Cuando hay mucha demanda, el horno de tipo “deck” no puede permitirse recuperarse lentamente ni tener una distribución irregular del calor. Las superficies de piedra deben volver a su temperatura adecuada después de cada cocción, y es necesario que mantengan esa temperatura constante para que la corteza se forme correctamente. Es aquí donde el emisor de infrarrojos cumple su función.

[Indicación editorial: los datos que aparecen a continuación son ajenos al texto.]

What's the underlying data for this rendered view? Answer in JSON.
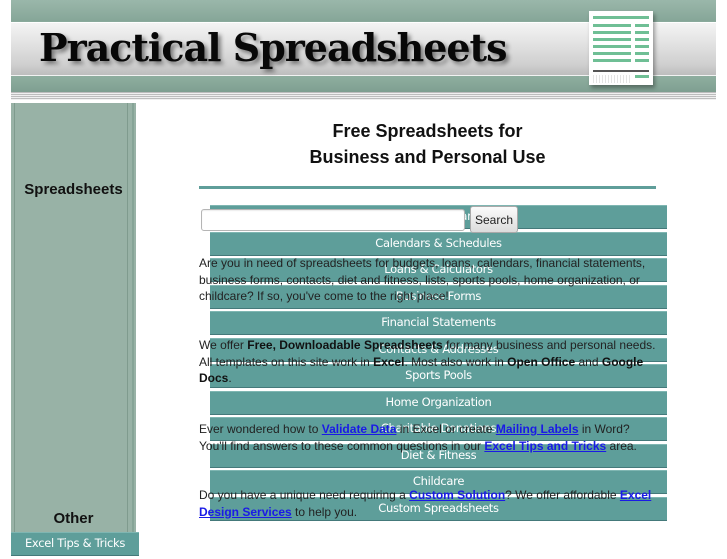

Lo importante desde un punto de vista técnico El calor infrarrojo es una radiación directa, no simplemente aire caliente. El emisor alcanza su potencia máxima casi al instante, por lo que la superficie del horno vuelve a su temperatura adecuada más rápido entre una pizza y otra.
Un control preciso se logra gracias a una respuesta rápida del termostato y a una emisión de calor estable. De esta manera, la superficie de piedra no supera la temperatura deseada. El resultado es un calor uniforme en toda la superficie del horno, sin zonas calientes o frías que obliguen a rotar las bandejas o a vigilar constantemente el proceso de cocción.
Por qué funciona en los hornos de tipo “deck” Los hornos de tipo “deck” dependen completamente de la reproducibilidad de sus resultados. Cuando la superficie del horno mantiene una temperatura constante, la corteza se forma correctamente, la carameloización ocurre en los lugares esperados, y no hay zonas calientes que afecten negativamente el proceso de cocción.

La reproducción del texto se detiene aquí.